U.S. 2010 corn plantings were projected at 89.3 million to 91 million acres and soybeans at 76.5 million to 78.7 million acres. Last year, U.S. farmers produced record corn and soybean crops based on planted acreage of 86.5 million corn acres and 77.5 million soy acres.
Corn and soybean prices on the Chicago Board of Trade, spring weather, and shifting yield potential for both crops will as usual drive final farmer decisions on how many acres they will seed to corn and soy, the two largest row crops.
"The trade is leaning toward more corn acres and less soybean acres. But the surprise could be the other way around.

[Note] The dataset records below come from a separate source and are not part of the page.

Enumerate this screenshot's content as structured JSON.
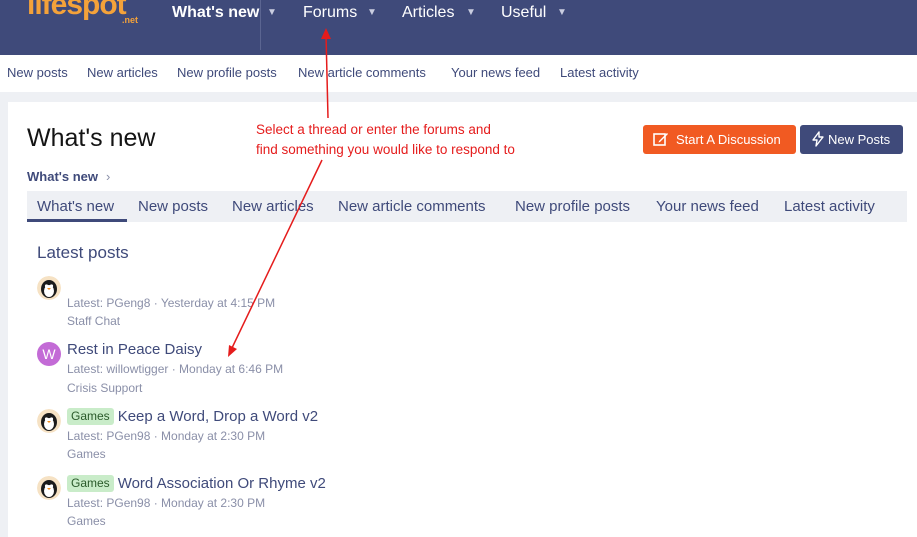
{
  "brand": {
    "logo_text": "lifespot",
    "logo_sub": ".net",
    "logo_color": "#f4a23a"
  },
  "colors": {
    "nav_bg": "#3f4a7a",
    "accent_orange": "#f15a22",
    "annotation_red": "#e51c1c"
  },
  "top_nav": [
    {
      "label": "What's new"
    },
    {
      "label": "Forums"
    },
    {
      "label": "Articles"
    },
    {
      "label": "Useful"
    }
  ],
  "sub_nav": [
    "New posts",
    "New articles",
    "New profile posts",
    "New article comments",
    "Your news feed",
    "Latest activity"
  ],
  "page": {
    "title": "What's new",
    "breadcrumb": "What's new",
    "start_discussion_label": "Start A Discussion",
    "new_posts_label": "New Posts"
  },
  "tabs": [
    "What's new",
    "New posts",
    "New articles",
    "New article comments",
    "New profile posts",
    "Your news feed",
    "Latest activity"
  ],
  "latest_posts": {
    "heading": "Latest posts",
    "items": [
      {
        "title": "",
        "prefix": "",
        "meta": "Latest: PGeng8 · Yesterday at 4:15 PM",
        "forum": "Staff Chat",
        "avatar": "penguin-avatar"
      },
      {
        "title": "Rest in Peace Daisy",
        "prefix": "",
        "meta": "Latest: willowtigger · Monday at 6:46 PM",
        "forum": "Crisis Support",
        "avatar_letter": "W"
      },
      {
        "title": "Keep a Word, Drop a Word v2",
        "prefix": "Games",
        "meta": "Latest: PGen98 · Monday at 2:30 PM",
        "forum": "Games",
        "avatar": "penguin-avatar"
      },
      {
        "title": "Word Association Or Rhyme v2",
        "prefix": "Games",
        "meta": "Latest: PGen98 · Monday at 2:30 PM",
        "forum": "Games",
        "avatar": "penguin-avatar"
      }
    ]
  },
  "annotation": {
    "line1": "Select a thread or enter the forums and",
    "line2": "find something you would like to respond to"
  },
  "icons": {
    "nav_dropdown": "chevron-down-icon",
    "breadcrumb_sep": "chevron-right-icon",
    "start_discussion": "edit-icon",
    "new_posts": "bolt-icon"
  }
}
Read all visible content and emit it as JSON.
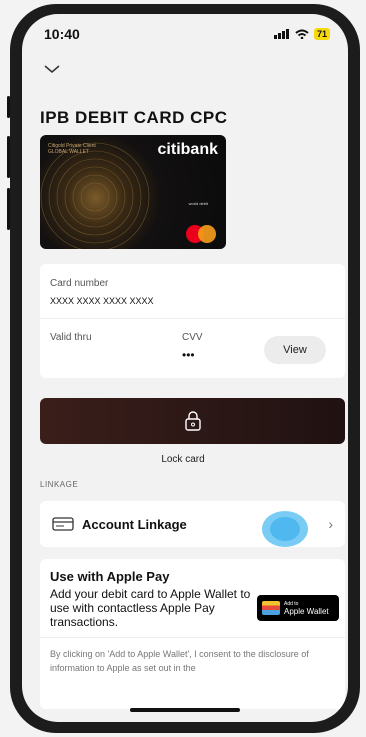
{
  "status": {
    "time": "10:40",
    "battery": "71"
  },
  "page": {
    "title": "IPB DEBIT CARD CPC"
  },
  "card": {
    "brand_small_1": "Citigold Private Client",
    "brand_small_2": "GLOBAL WALLET",
    "logo": "citibank",
    "tier": "world debit",
    "network_icon": "mastercard-icon"
  },
  "info": {
    "card_number_label": "Card number",
    "card_number_value": "XXXX XXXX XXXX XXXX",
    "valid_thru_label": "Valid thru",
    "cvv_label": "CVV",
    "cvv_value": "•••",
    "view_label": "View"
  },
  "lock": {
    "label": "Lock card"
  },
  "linkage": {
    "section_label": "LINKAGE",
    "item_label": "Account Linkage"
  },
  "apple_pay": {
    "title": "Use with Apple Pay",
    "description": "Add your debit card to Apple Wallet to use with contactless Apple Pay transactions.",
    "wallet_small": "Add to",
    "wallet_big": "Apple Wallet",
    "consent": "By clicking on 'Add to Apple Wallet', I consent to the disclosure of information to Apple as set out in the"
  },
  "colors": {
    "lock_bar": "#3a1e1a",
    "touch_indicator": "#6bc7f4"
  }
}
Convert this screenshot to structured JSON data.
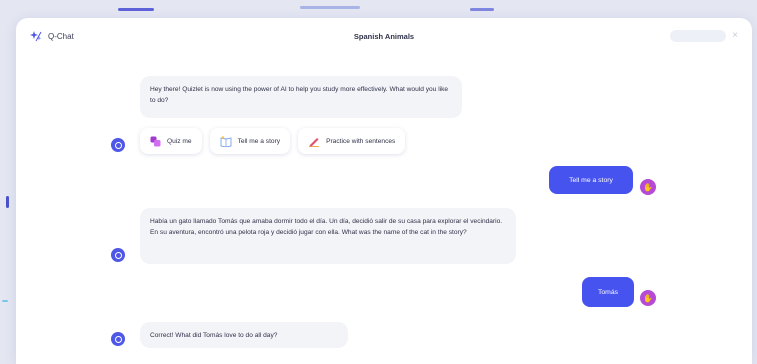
{
  "app": {
    "name": "Q-Chat"
  },
  "window": {
    "title": "Spanish Animals"
  },
  "colors": {
    "accent": "#4753ee",
    "bot_avatar": "#4f57e6",
    "user_avatar": "#b54ad6",
    "bot_bubble": "#f3f4f8",
    "background": "#e4e6f2"
  },
  "icons": {
    "brand": "sparkle-icon",
    "bot_avatar": "q-logo-icon",
    "user_avatar": "hand-icon",
    "quiz": "quiz-icon",
    "story": "book-icon",
    "practice": "pencil-icon",
    "close": "close-icon"
  },
  "messages": [
    {
      "role": "bot",
      "text": "Hey there! Quizlet is now using the power of AI to help you study more effectively. What would you like to do?"
    },
    {
      "role": "user",
      "text": "Tell me a story"
    },
    {
      "role": "bot",
      "text": "Había un gato llamado Tomás que amaba dormir todo el día. Un día, decidió salir de su casa para explorar el vecindario. En su aventura, encontró una pelota roja y decidió jugar con ella. What was the name of the cat in the story?"
    },
    {
      "role": "user",
      "text": "Tomás"
    },
    {
      "role": "bot",
      "text": "Correct! What did Tomás love to do all day?"
    }
  ],
  "options": [
    {
      "label": "Quiz me"
    },
    {
      "label": "Tell me a story"
    },
    {
      "label": "Practice with sentences"
    }
  ]
}
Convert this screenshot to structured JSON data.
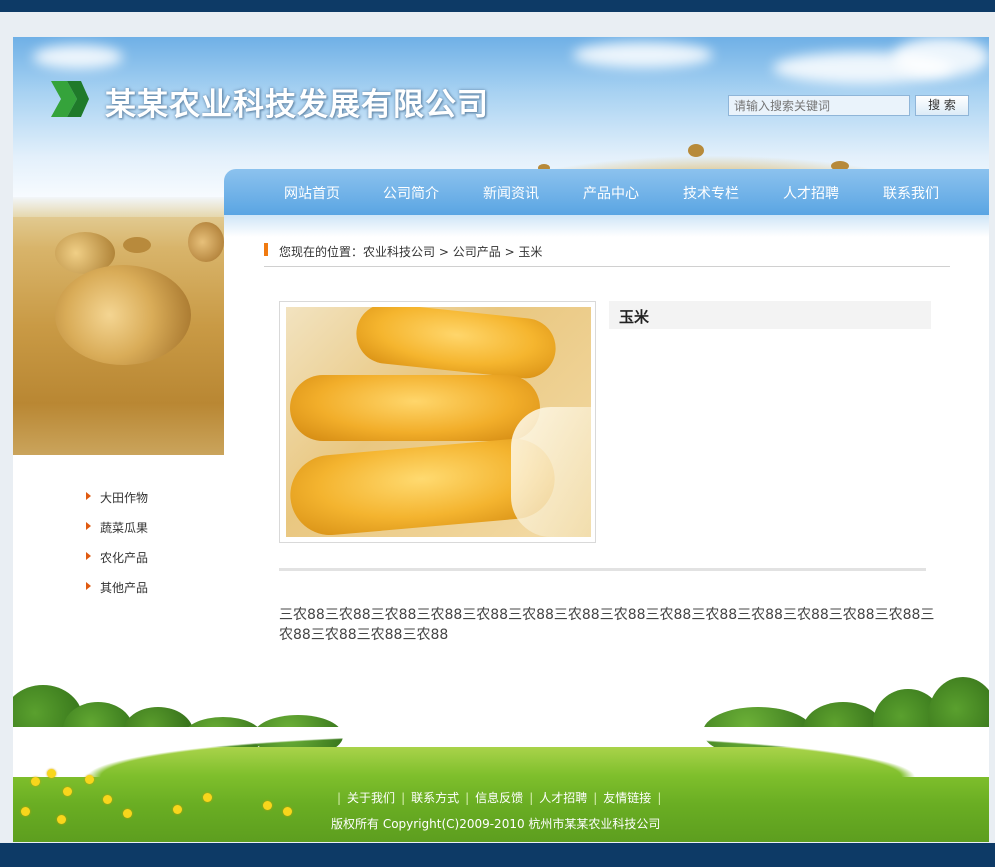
{
  "header": {
    "company_name": "某某农业科技发展有限公司",
    "search": {
      "placeholder": "请输入搜索关键词",
      "button_label": "搜 索"
    }
  },
  "nav": {
    "items": [
      "网站首页",
      "公司简介",
      "新闻资讯",
      "产品中心",
      "技术专栏",
      "人才招聘",
      "联系我们"
    ]
  },
  "sidebar": {
    "items": [
      "大田作物",
      "蔬菜瓜果",
      "农化产品",
      "其他产品"
    ]
  },
  "breadcrumb": {
    "prefix": "您现在的位置：",
    "path": [
      "农业科技公司",
      "> 公司产品",
      "> 玉米"
    ]
  },
  "product": {
    "title": "玉米",
    "description": "三农88三农88三农88三农88三农88三农88三农88三农88三农88三农88三农88三农88三农88三农88三农88三农88三农88三农88"
  },
  "footer": {
    "links": [
      "关于我们",
      "联系方式",
      "信息反馈",
      "人才招聘",
      "友情链接"
    ],
    "copyright": "版权所有  Copyright(C)2009-2010 杭州市某某农业科技公司"
  },
  "colors": {
    "nav_blue": "#5aa5e3",
    "accent_orange": "#f07a10",
    "frame_navy": "#0d3a66"
  }
}
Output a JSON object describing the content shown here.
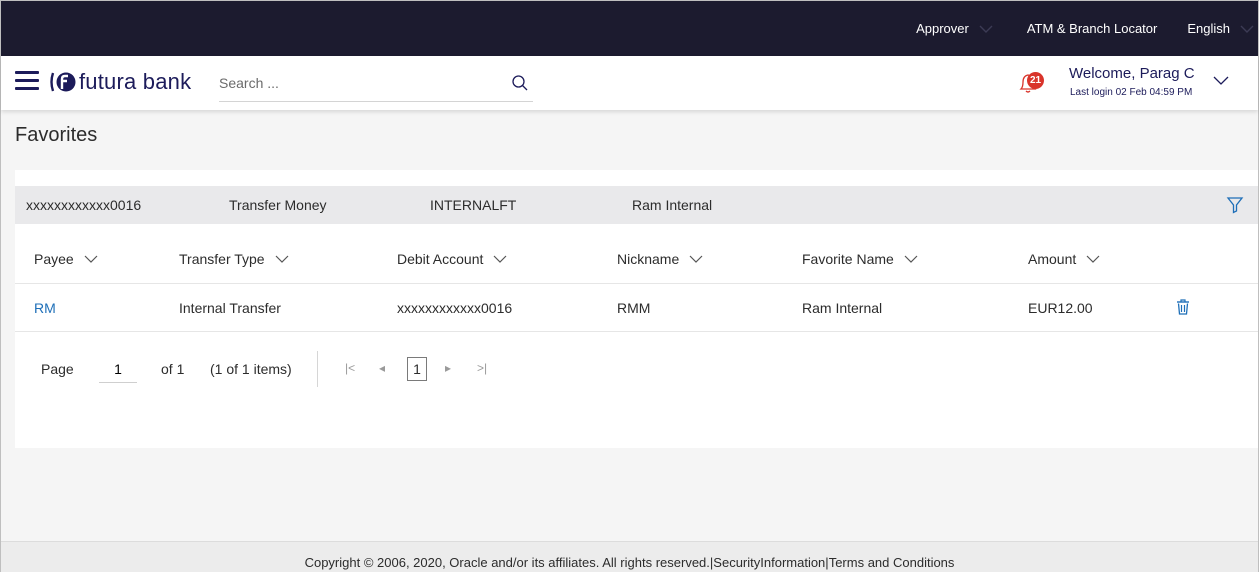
{
  "topbar": {
    "role": "Approver",
    "atm_locator": "ATM & Branch Locator",
    "language": "English"
  },
  "header": {
    "logo_text": "futura bank",
    "search_placeholder": "Search ...",
    "notification_count": "21",
    "welcome": "Welcome, Parag C",
    "last_login": "Last login 02 Feb 04:59 PM"
  },
  "page": {
    "title": "Favorites"
  },
  "filter_bar": {
    "account": "xxxxxxxxxxxx0016",
    "transaction": "Transfer Money",
    "type": "INTERNALFT",
    "favorite": "Ram Internal"
  },
  "table": {
    "headers": [
      "Payee",
      "Transfer Type",
      "Debit Account",
      "Nickname",
      "Favorite Name",
      "Amount"
    ],
    "rows": [
      {
        "payee": "RM",
        "transfer_type": "Internal Transfer",
        "debit_account": "xxxxxxxxxxxx0016",
        "nickname": "RMM",
        "favorite_name": "Ram Internal",
        "amount": "EUR12.00"
      }
    ]
  },
  "pagination": {
    "page_label": "Page",
    "page_value": "1",
    "of_label": "of 1",
    "items_label": "(1 of 1 items)",
    "current_page": "1"
  },
  "footer": {
    "copyright": "Copyright © 2006, 2020, Oracle and/or its affiliates. All rights reserved.",
    "security": "SecurityInformation",
    "terms": "Terms and Conditions"
  },
  "colors": {
    "topbar": "#1c1b2f",
    "brand": "#1c1b5a",
    "link": "#1e6fb8",
    "badge": "#d9342b"
  }
}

Historically, the trade has underestimated soy seedings," Rich Feltes, senior vice president of MF Global Research, said in a roundtable discussion at the summit.
Based on current conditions, Feltes estimated U.S. corn seedings at 89.75 million acres and soybeans at 78 million.
At its annual outlook forum in February, the U.S. Department of Agriculture projected 2010 corn seedings at 89.0 million acres and soybeans at 77.0 million.
But the USDA's first estimate of U.S. corn and soybean seedings based on actual farmer surveys will be released on March 31. Until then, trade speculation about USDA's planting forecast will affect CBOT grain markets.
The world grain trade uses the March plantings numbers and then historical yields until the August field surveys to project annual corn and soy production from the United States, the world's single largest exporter of the key grains.